Livro do Mês

O LADO DE lÁ

Paloma vidal

 

Numa mansão de veraneio em Punta del Este, uma menina uruguaia vive nos fundos da casa onde a tia trabalha como empregada doméstica. Enquanto observa de longe o luxo dos proprietários brasileiros, ela passa os dias ao lado da piscina escura e hipnótica, sonhando com o Brasil das novelas e das praias infinitas.

Seu único companheiro é um cachorro, testemunha e participante dos acontecimentos que se desenrolam na casa: visitantes abastados, rituais de verão e corpos bronzeados compõem um universo suspenso. A chegada de novos convidados rompe o delicado equilíbrio deste mundo, desencadeando uma espiral de tensão e violência.

Com humor sombrio e escrita precisa, que mescla o português e o espanhol, Paloma Vidal constrói um romance sobre infância, desejo e desigualdade na fronteira ambígua entre Brasil e Uruguai, fazendo emergir, da escuridão da piscina, uma história ao mesmo tempo sinistra e mágica.

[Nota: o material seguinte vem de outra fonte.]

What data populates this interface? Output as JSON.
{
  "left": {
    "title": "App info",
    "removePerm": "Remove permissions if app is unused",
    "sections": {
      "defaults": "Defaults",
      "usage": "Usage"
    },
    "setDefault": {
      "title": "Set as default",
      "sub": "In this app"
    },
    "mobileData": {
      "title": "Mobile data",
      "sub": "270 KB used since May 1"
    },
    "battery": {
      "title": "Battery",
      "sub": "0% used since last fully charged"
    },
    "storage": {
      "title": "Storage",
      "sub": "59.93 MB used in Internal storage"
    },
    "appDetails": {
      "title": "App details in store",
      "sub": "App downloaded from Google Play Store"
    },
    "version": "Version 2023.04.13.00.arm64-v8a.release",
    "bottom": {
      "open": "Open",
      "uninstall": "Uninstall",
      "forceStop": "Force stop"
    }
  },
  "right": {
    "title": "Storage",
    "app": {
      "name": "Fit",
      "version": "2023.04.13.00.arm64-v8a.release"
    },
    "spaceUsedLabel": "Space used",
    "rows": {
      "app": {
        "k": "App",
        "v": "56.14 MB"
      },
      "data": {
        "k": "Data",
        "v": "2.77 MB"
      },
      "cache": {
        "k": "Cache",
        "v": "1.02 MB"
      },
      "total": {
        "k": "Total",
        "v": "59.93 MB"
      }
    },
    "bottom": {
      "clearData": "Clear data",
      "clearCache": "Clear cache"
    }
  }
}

“Através de uma linguagem ágil e minimalista, que conversa com o teatro e a poesia, Paloma Vidal constrói uma sátira da nossa elite que toca, com delicadeza, os lados obscuros da existência.”

Tatiana Salem Levy

“Em O lado de lá, lutam e dançam as consciências, os pontos de vista, as classes, os idiomas. O romance nos magnetiza — como a piscina negra magnetiza a menina protagonista — e não nos solta, mesmo depois que terminamos de ler.”

Laura Wittner

Texto de orelha

Em O lado de lá há um elenco de personagens sem nome. A menina, o cachorro, a tia, a outra menina. Mas também — do outro lado do cenário —, o convidado, a mulher do convidado, o Padrinho, os donos: o grupo de veranistas brasileiros que passam os dias numa mansão em Punta del Este, Uruguai. Há na casa uma piscina preta, uma TV ligada que transmite uma novela em português, lençóis brancos de algodão egípcio, entardeceres de céu violeta, há brincos, colares, sandálias. Há brilho. Mas há uma anomalia: um exemplar do livro Os miseráveis, de Victor Hugo, que passará de umas mãos a um focinho, da ficção à alegoria, nas páginas deste romance que é também um entrelaçamento de cenas em que personagens principais e secundários, humanos e não humanos, poderosos e subalternos, brasileiros e uruguaios, “eles” e “os outros”, miseráveis na acepção de marginalidade e miseráveis na acepção de canalhice, disputarão o foco. Não há, no entanto, nem por um instante, maniqueísmo nestas páginas. Com suas perninhas finas na água, a menina deixa os pensamentos correrem e elabora finais felizes. Quando ninguém a vê, senta-se na borda da piscina e observa o fundo escuro, uma espécie de Aleph aquático onde imagina estar a língua portuguesa que ela pode resgatar para a vida que deseja. Esse fundo escuro será um ímã e um precipício. Há um vaivém constante entre a penumbra e o visível, entre uma língua e outra, entre o olhar do cachorro e o da menina, entre uma menina e outra, entre o primeiro e o segundo ato, entre o fora e o dentro, entre a farsa e a tragédia. A menina e o cachorro disputam o ponto de vista do relato. Há momentos em que são quase uma unidade, há uma simbiose; há momentos em que suas perspectivas divergem. Mas sempre, sempre, estão atentos um ao outro. Menina e cachorro, cachorro e menina. São corpos que carregam consigo o mesmo deslocamento. Corpos que sabem que, para levar a cena adiante e se salvar, só lhes resta agir, tornando-se protagonistas. Erguer a cabeça das vidas alheias para voltar a incliná-la sobre sua própria vida. No entanto, nesta história, que progride dramaticamente, faltam partes. E a menina sabe. Sabe que a outra menina, aquela que desde a opacidade lança faíscas, também exige seu lugar. E é a busca dessas partes ausentes que mobilizará cada fala, cada movimento cênico, cada ato de uma “língua louca”, até cair o pano.

Alejandra Costamagna

Sobre A autorA

Paloma Vidal nasceu em 1975, em Buenos Aires, Argentina, e ainda criança se mudou para o Brasil. É escritora, crítica literária, tradutora e professora da Universidade Federal de São Paulo. É autora de livros de contos, poesia, teatro, ensaio e romances, escrevendo em português e em espanhol. Entre eles estão Mais ao sul (2008), Algum lugar (2009), Mar azul (2012), Pré-história (2020), Não escrever [com Roland Barthes] (2023), e Lugares onde eu não estou (2024). Sua obra foi publicada em países como Argentina, Chile, Espanha, França e Estados Unidos.